I twisted around and saw Petrov, behind and to my left, lying in a shallow hole, digging frantically with both hands, crying and gurgling.
‘Fuck,’ Cortez said. ‘Team B! Ten meters past the craters, get down in a line. Team C — into the craters with A.’
I scrambled up and covered the hundred meters in twelve amplified strides. The craters were practically large enough to hide a scoutship, some ten meters in diameter. I jumped to the opposite side of the hole and landed next to a fellow named Chin. He didn’t even look around when I landed, just kept scanning the base for signs of life.
‘Team A — ten meters, past team B, down in
line.’ Just as he finished, the building in front of us burped, and a salvo of the bubbles fanned out toward our lines. Most people saw it coming and got down, but Chin was just getting up to make his rush and stepped right into one.
It grazed the top of his helmet and disappeared with a faint pop. He took one step backwards and toppled over the edge of the crater, trailing an arc of blood and brains. Lifeless, spreadeagled, he slid halfway to the bottom, shoveling dirt into the perfectly symmetrical hole where the bubble had chewed indiscriminately through plastic, hair, skin, bone, and brain.
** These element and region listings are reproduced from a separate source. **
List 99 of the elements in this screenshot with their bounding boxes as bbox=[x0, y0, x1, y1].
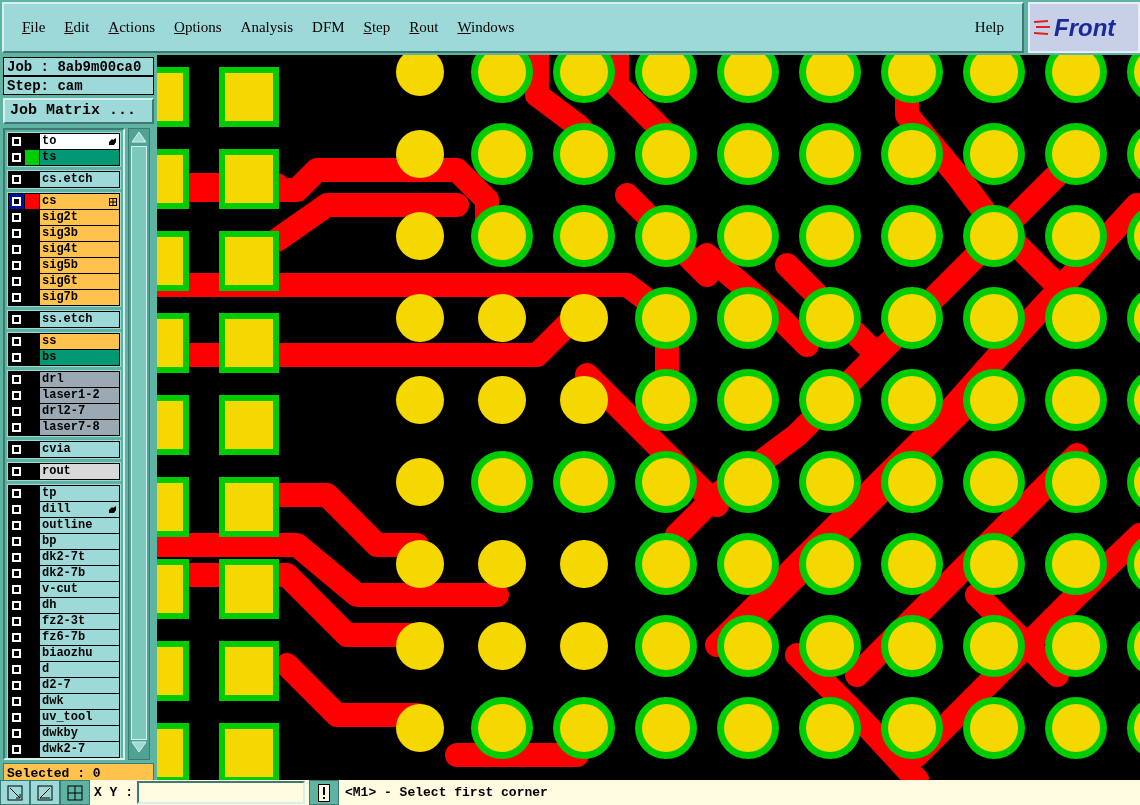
layer-name[interactable]: rout bbox=[40, 464, 119, 479]
status-message: <M1> - Select first corner bbox=[344, 784, 548, 802]
layer-name[interactable]: laser7-8 bbox=[40, 420, 119, 435]
layer-name[interactable]: uv_tool bbox=[40, 710, 119, 725]
layer-name[interactable]: sig7b bbox=[40, 290, 119, 305]
layer-name[interactable]: ts bbox=[40, 150, 119, 165]
layer-name[interactable]: dill bbox=[40, 502, 119, 517]
layer-name[interactable]: tp bbox=[40, 486, 119, 501]
layer-name[interactable]: dh bbox=[40, 598, 119, 613]
layer-name[interactable]: dwk2-7 bbox=[40, 742, 119, 757]
layer-name[interactable]: fz2-3t bbox=[40, 614, 119, 629]
layer-name[interactable]: biaozhu bbox=[40, 646, 119, 661]
layer-selector[interactable] bbox=[9, 502, 24, 517]
layer-selector[interactable] bbox=[9, 350, 24, 365]
layer-selector[interactable] bbox=[9, 274, 24, 289]
layer-name[interactable]: dwk bbox=[40, 694, 119, 709]
menu-item[interactable]: Analysis bbox=[232, 16, 302, 39]
coordinates-label: X Y : bbox=[93, 784, 134, 802]
layer-name[interactable]: d2-7 bbox=[40, 678, 119, 693]
vertical-scrollbar[interactable] bbox=[128, 128, 150, 760]
layer-selector[interactable] bbox=[9, 486, 24, 501]
grid-icon[interactable] bbox=[60, 780, 90, 805]
job-name: Job : 8ab9m00ca0 bbox=[3, 57, 154, 76]
layer-selector[interactable] bbox=[9, 678, 24, 693]
menu-item[interactable]: Windows bbox=[449, 16, 523, 39]
layer-selector[interactable] bbox=[9, 662, 24, 677]
logo-text: Front bbox=[1054, 12, 1116, 43]
layer-selector[interactable] bbox=[9, 258, 24, 273]
layer-selector[interactable] bbox=[9, 742, 24, 757]
layer-name[interactable]: bs bbox=[40, 350, 119, 365]
layer-selector[interactable] bbox=[9, 334, 24, 349]
coordinates-field[interactable] bbox=[137, 781, 305, 804]
layer-name[interactable]: cs bbox=[40, 194, 119, 209]
layer-selector[interactable] bbox=[9, 388, 24, 403]
layer-selector[interactable] bbox=[9, 312, 24, 327]
layer-name[interactable]: laser1-2 bbox=[40, 388, 119, 403]
layer-selector[interactable] bbox=[9, 404, 24, 419]
layer-name[interactable]: dk2-7b bbox=[40, 566, 119, 581]
menu-item[interactable]: Edit bbox=[56, 16, 98, 39]
layer-selector[interactable] bbox=[9, 210, 24, 225]
layer-selector[interactable] bbox=[9, 710, 24, 725]
layer-selector[interactable] bbox=[9, 694, 24, 709]
alert-icon[interactable] bbox=[309, 780, 339, 805]
layer-name[interactable]: fz6-7b bbox=[40, 630, 119, 645]
layer-selector[interactable] bbox=[9, 550, 24, 565]
layer-name[interactable]: drl2-7 bbox=[40, 404, 119, 419]
zoom-extents-icon[interactable] bbox=[0, 780, 30, 805]
layer-selector[interactable] bbox=[9, 518, 24, 533]
layer-name[interactable]: to bbox=[40, 134, 119, 149]
measure-icon[interactable] bbox=[30, 780, 60, 805]
step-name: Step: cam bbox=[3, 76, 154, 95]
menu-item[interactable]: Actions bbox=[100, 16, 164, 39]
layer-name[interactable]: sig6t bbox=[40, 274, 119, 289]
layer-name[interactable]: ss.etch bbox=[40, 312, 119, 327]
logo-icon bbox=[1034, 17, 1052, 38]
layer-selector[interactable] bbox=[9, 226, 24, 241]
help-menu[interactable]: Help bbox=[966, 16, 1012, 39]
layer-selector[interactable] bbox=[9, 290, 24, 305]
layer-selector[interactable] bbox=[9, 464, 24, 479]
layer-name[interactable]: dwkby bbox=[40, 726, 119, 741]
layer-selector[interactable] bbox=[9, 372, 24, 387]
layer-name[interactable]: cvia bbox=[40, 442, 119, 457]
layer-name[interactable]: sig3b bbox=[40, 226, 119, 241]
layer-selector[interactable] bbox=[9, 150, 24, 165]
layer-color-swatch[interactable] bbox=[25, 150, 39, 165]
layer-selector[interactable] bbox=[9, 134, 24, 149]
job-matrix-button[interactable]: Job Matrix ... bbox=[3, 98, 154, 124]
layer-selector[interactable] bbox=[9, 646, 24, 661]
layer-selector[interactable] bbox=[9, 242, 24, 257]
layer-name[interactable]: d bbox=[40, 662, 119, 677]
layer-name[interactable]: ss bbox=[40, 334, 119, 349]
layer-selector[interactable] bbox=[9, 582, 24, 597]
layer-name[interactable]: sig5b bbox=[40, 258, 119, 273]
layer-selector[interactable] bbox=[9, 442, 24, 457]
layer-selector[interactable] bbox=[9, 614, 24, 629]
layer-name[interactable]: dk2-7t bbox=[40, 550, 119, 565]
layer-name[interactable]: sig2t bbox=[40, 210, 119, 225]
menu-item[interactable]: Rout bbox=[401, 16, 447, 39]
layer-name[interactable]: sig4t bbox=[40, 242, 119, 257]
layer-name[interactable]: cs.etch bbox=[40, 172, 119, 187]
layer-selector[interactable] bbox=[9, 726, 24, 741]
layer-name[interactable]: v-cut bbox=[40, 582, 119, 597]
layer-name[interactable]: drl bbox=[40, 372, 119, 387]
layer-name[interactable]: outline bbox=[40, 518, 119, 533]
scrollbar-thumb[interactable] bbox=[131, 146, 147, 740]
layer-selector[interactable] bbox=[9, 566, 24, 581]
layer-color-swatch[interactable] bbox=[25, 194, 39, 209]
menu-item[interactable]: DFM bbox=[304, 16, 353, 39]
layer-name[interactable]: bp bbox=[40, 534, 119, 549]
layer-selector[interactable] bbox=[9, 630, 24, 645]
layer-selector[interactable] bbox=[9, 172, 24, 187]
menu-item[interactable]: File bbox=[14, 16, 54, 39]
pcb-layout-drawing[interactable] bbox=[157, 55, 1140, 780]
layer-selector[interactable] bbox=[9, 194, 24, 209]
layer-selector[interactable] bbox=[9, 420, 24, 435]
menu-item[interactable]: Options bbox=[166, 16, 230, 39]
layer-selector[interactable] bbox=[9, 598, 24, 613]
menu-item[interactable]: Step bbox=[355, 16, 399, 39]
layer-selector[interactable] bbox=[9, 534, 24, 549]
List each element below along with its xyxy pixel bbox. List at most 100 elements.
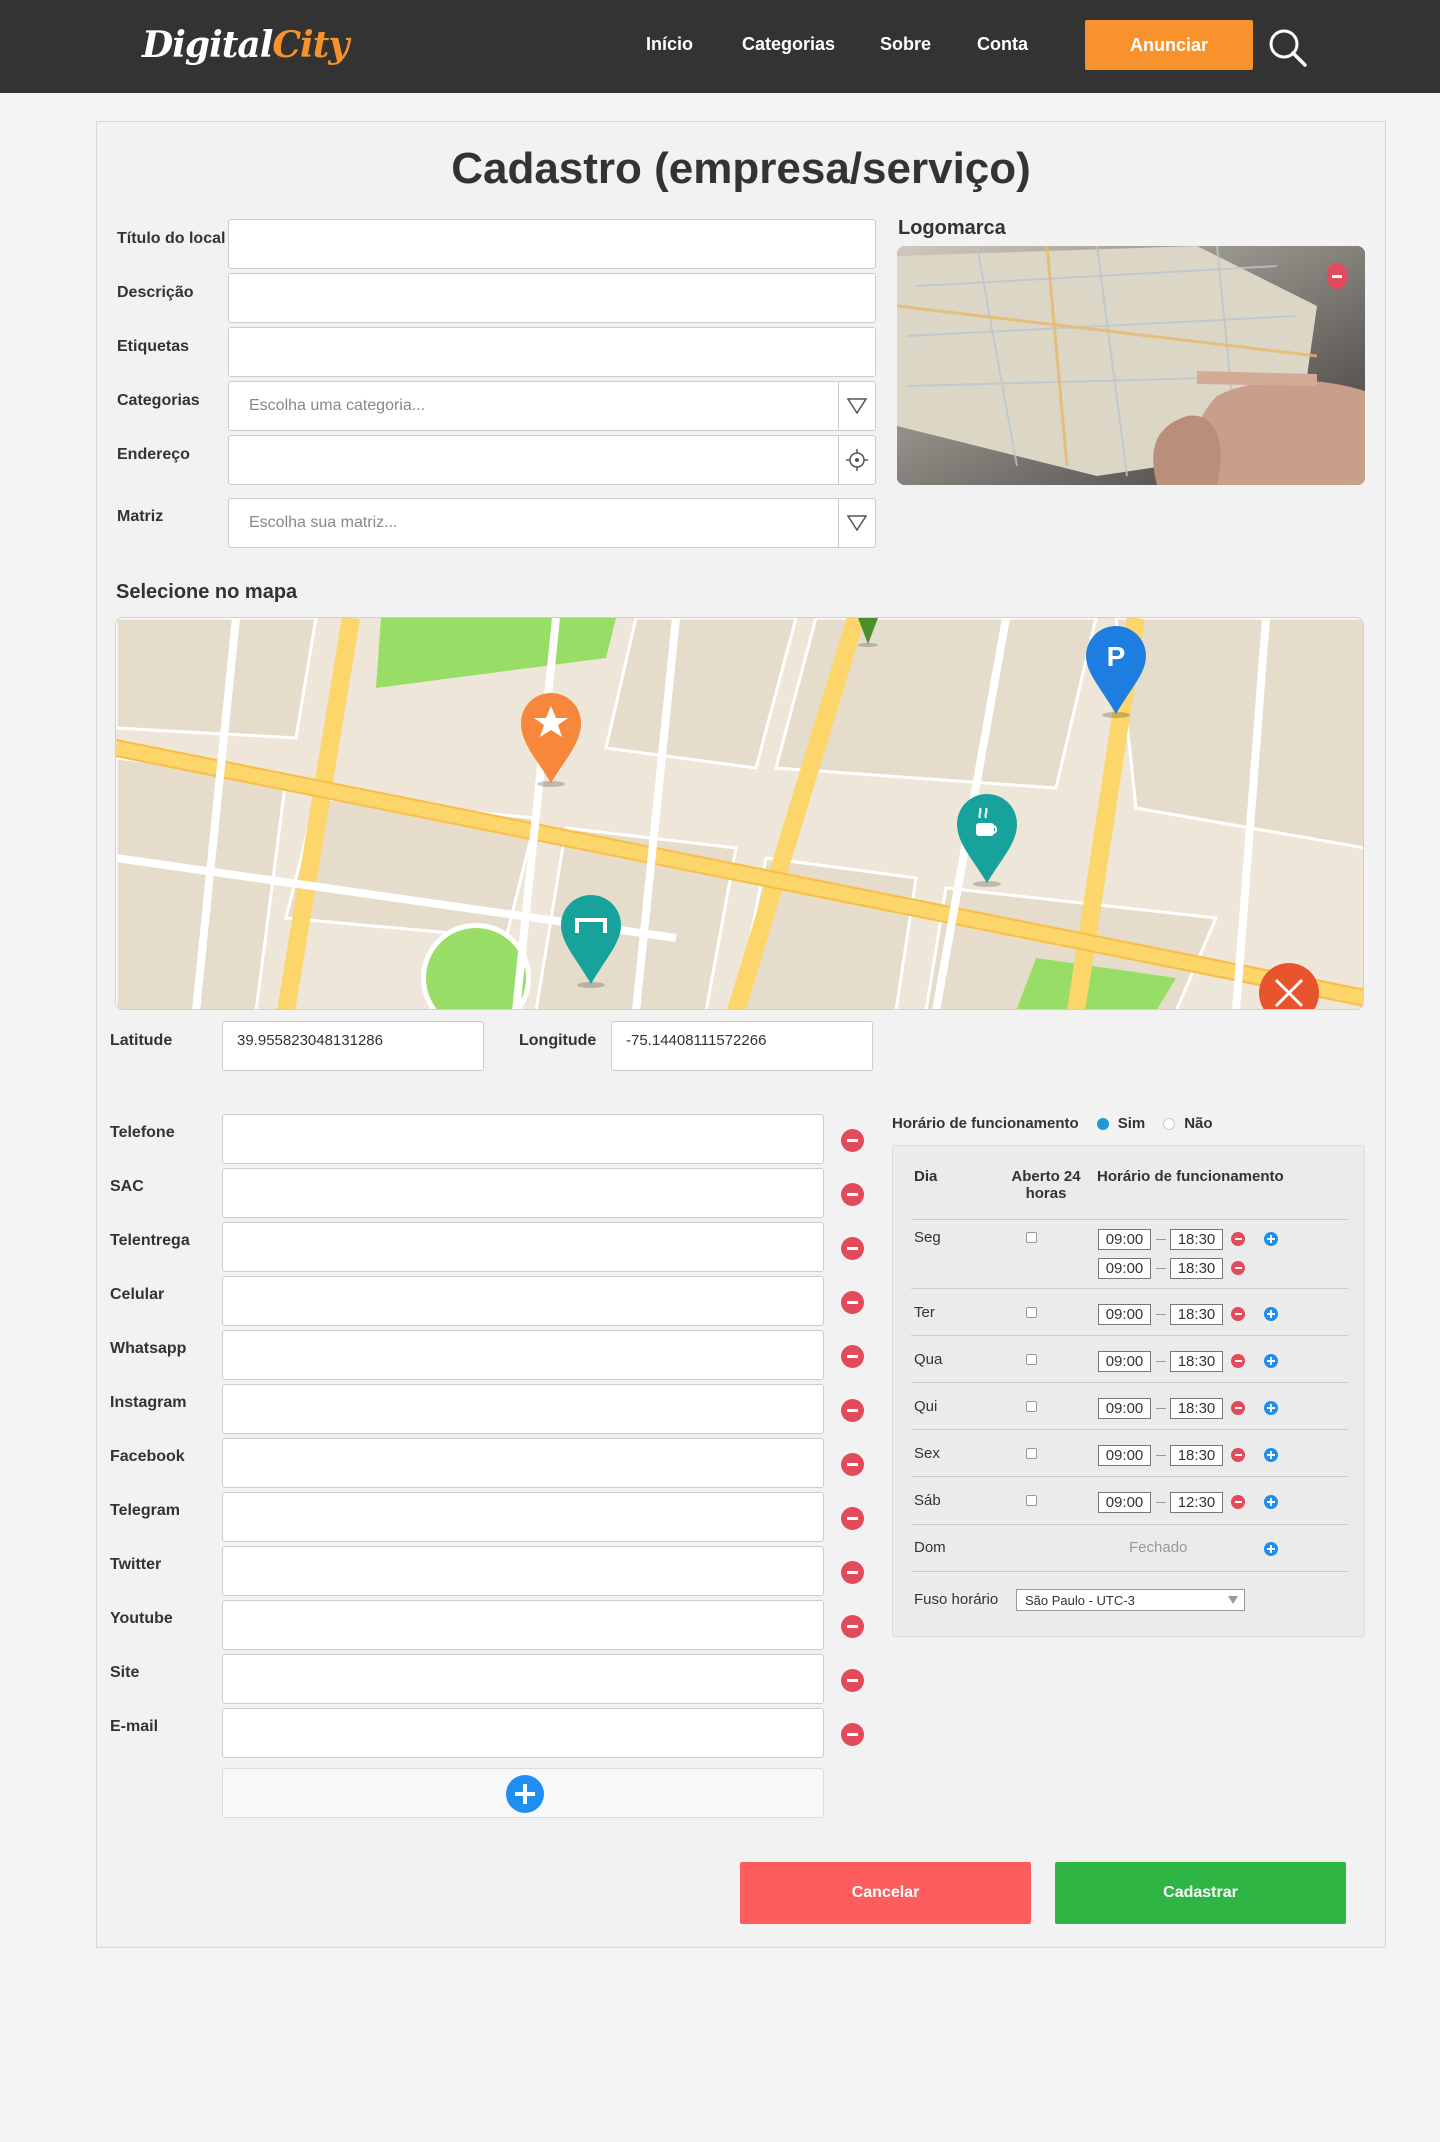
remove-twitter-button[interactable]	[841, 1561, 864, 1584]
cancel-button[interactable]: Cancelar	[740, 1862, 1031, 1924]
remove-email-button[interactable]	[841, 1723, 864, 1746]
close-time-seg-2[interactable]: 18:30	[1170, 1258, 1223, 1279]
anunciar-button[interactable]: Anunciar	[1085, 20, 1253, 70]
description-field[interactable]	[228, 273, 876, 323]
contact-field-site[interactable]	[222, 1654, 824, 1704]
address-field[interactable]	[228, 435, 876, 485]
title-field[interactable]	[228, 219, 876, 269]
add-slot-sab[interactable]	[1264, 1495, 1278, 1509]
open-time-sex[interactable]: 09:00	[1098, 1445, 1151, 1466]
hours-header: Horário de funcionamento Sim Não	[892, 1115, 1213, 1132]
remove-celular-button[interactable]	[841, 1291, 864, 1314]
contact-field-youtube[interactable]	[222, 1600, 824, 1650]
divider	[911, 1219, 1348, 1220]
add-slot-sex[interactable]	[1264, 1448, 1278, 1462]
open24-checkbox-ter[interactable]	[1026, 1307, 1037, 1318]
remove-telentrega-button[interactable]	[841, 1237, 864, 1260]
add-slot-seg[interactable]	[1264, 1232, 1278, 1246]
open24-checkbox-sex[interactable]	[1026, 1448, 1037, 1459]
open24-checkbox-sab[interactable]	[1026, 1495, 1037, 1506]
close-time-seg-1[interactable]: 18:30	[1170, 1229, 1223, 1250]
remove-logo-button[interactable]	[1327, 263, 1347, 289]
hours-yes-radio[interactable]	[1096, 1117, 1109, 1130]
categories-select[interactable]	[228, 381, 876, 431]
remove-slot-sab[interactable]	[1231, 1495, 1245, 1509]
close-time-qui[interactable]: 18:30	[1170, 1398, 1223, 1419]
nav-categorias[interactable]: Categorias	[742, 34, 835, 55]
remove-sac-button[interactable]	[841, 1183, 864, 1206]
remove-slot-seg-1[interactable]	[1231, 1232, 1245, 1246]
closed-label-dom: Fechado	[1129, 1539, 1188, 1556]
remove-site-button[interactable]	[841, 1669, 864, 1692]
description-input[interactable]	[229, 274, 875, 322]
close-time-ter[interactable]: 18:30	[1170, 1304, 1223, 1325]
contact-field-email[interactable]	[222, 1708, 824, 1758]
open-time-qui[interactable]: 09:00	[1098, 1398, 1151, 1419]
add-slot-qua[interactable]	[1264, 1354, 1278, 1368]
close-time-qua[interactable]: 18:30	[1170, 1351, 1223, 1372]
open24-checkbox-seg[interactable]	[1026, 1232, 1037, 1243]
timezone-label: Fuso horário	[914, 1591, 999, 1608]
remove-youtube-button[interactable]	[841, 1615, 864, 1638]
remove-slot-qui[interactable]	[1231, 1401, 1245, 1415]
locate-button[interactable]	[838, 436, 875, 484]
remove-whatsapp-button[interactable]	[841, 1345, 864, 1368]
nav-sobre[interactable]: Sobre	[880, 34, 931, 55]
categories-dropdown-toggle[interactable]	[838, 382, 875, 430]
location-map[interactable]: P	[115, 617, 1364, 1010]
remove-slot-ter[interactable]	[1231, 1307, 1245, 1321]
add-slot-dom[interactable]	[1264, 1542, 1278, 1556]
search-icon[interactable]	[1268, 28, 1308, 68]
contact-field-telegram[interactable]	[222, 1492, 824, 1542]
contact-field-instagram[interactable]	[222, 1384, 824, 1434]
remove-slot-sex[interactable]	[1231, 1448, 1245, 1462]
title-input[interactable]	[229, 220, 875, 268]
hours-no-radio[interactable]	[1163, 1117, 1176, 1130]
contact-label-site: Site	[110, 1664, 140, 1681]
matrix-dropdown-toggle[interactable]	[838, 499, 875, 547]
latitude-field[interactable]: 39.955823048131286	[222, 1021, 484, 1071]
open-time-qua[interactable]: 09:00	[1098, 1351, 1151, 1372]
address-input[interactable]	[229, 436, 875, 484]
open24-checkbox-qui[interactable]	[1026, 1401, 1037, 1412]
add-slot-qui[interactable]	[1264, 1401, 1278, 1415]
contact-field-telefone[interactable]	[222, 1114, 824, 1164]
remove-slot-seg-2[interactable]	[1231, 1261, 1245, 1275]
tags-field[interactable]	[228, 327, 876, 377]
remove-instagram-button[interactable]	[841, 1399, 864, 1422]
longitude-field[interactable]: -75.14408111572266	[611, 1021, 873, 1071]
latitude-label: Latitude	[110, 1032, 173, 1049]
contact-field-twitter[interactable]	[222, 1546, 824, 1596]
remove-telegram-button[interactable]	[841, 1507, 864, 1530]
add-contact-button[interactable]	[506, 1775, 544, 1813]
close-time-sab[interactable]: 12:30	[1170, 1492, 1223, 1513]
open-time-ter[interactable]: 09:00	[1098, 1304, 1151, 1325]
nav-inicio[interactable]: Início	[646, 34, 693, 55]
tags-input[interactable]	[229, 328, 875, 376]
contact-field-telentrega[interactable]	[222, 1222, 824, 1272]
matrix-select[interactable]	[228, 498, 876, 548]
open-time-seg-2[interactable]: 09:00	[1098, 1258, 1151, 1279]
remove-slot-qua[interactable]	[1231, 1354, 1245, 1368]
nav-conta[interactable]: Conta	[977, 34, 1028, 55]
contact-field-facebook[interactable]	[222, 1438, 824, 1488]
map-photo-image	[897, 246, 1365, 485]
matrix-input[interactable]	[229, 499, 875, 547]
submit-button[interactable]: Cadastrar	[1055, 1862, 1346, 1924]
remove-facebook-button[interactable]	[841, 1453, 864, 1476]
brand-logo[interactable]: DigitalCity	[142, 24, 349, 66]
contact-field-sac[interactable]	[222, 1168, 824, 1218]
contact-field-whatsapp[interactable]	[222, 1330, 824, 1380]
time-separator	[1156, 1268, 1166, 1269]
logo-image[interactable]	[897, 246, 1365, 485]
open-time-sab[interactable]: 09:00	[1098, 1492, 1151, 1513]
open24-checkbox-qua[interactable]	[1026, 1354, 1037, 1365]
remove-telefone-button[interactable]	[841, 1129, 864, 1152]
timezone-select[interactable]: São Paulo - UTC-3	[1016, 1589, 1245, 1611]
add-slot-ter[interactable]	[1264, 1307, 1278, 1321]
col-hours-header: Horário de funcionamento	[1097, 1168, 1284, 1185]
contact-field-celular[interactable]	[222, 1276, 824, 1326]
open-time-seg-1[interactable]: 09:00	[1098, 1229, 1151, 1250]
categories-input[interactable]	[229, 382, 875, 430]
close-time-sex[interactable]: 18:30	[1170, 1445, 1223, 1466]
‘Everybody hold it. Platoon leaders, casualty report … check … check, check … check, check, check … check. We have three deaders. Wouldn’t be any if you’d have kept low. So everybody grab dirt when you hear that thing go off. Team A, complete the rush.’
They completed the maneuver without incident. ‘OK. Team C, rush to where B … hold it! Down!’
Everybody was already hugging the ground. The bubbles slid by in a smooth arc about two meters off the ground. They went serenely over our heads and, except for one that made toothpicks out of a tree, disappeared in the distance.
‘B, rush past A ten meters. C, take over B’s place. You B grenadiers, see if you can reach the Flower.’
Two grenades tore up the ground thirty or forty meters from the structure. In a good imitation of panic, it started belching out a continuous stream of bubbles — still, none coming lower than two meters off the ground. We kept hunched down and continued to advance.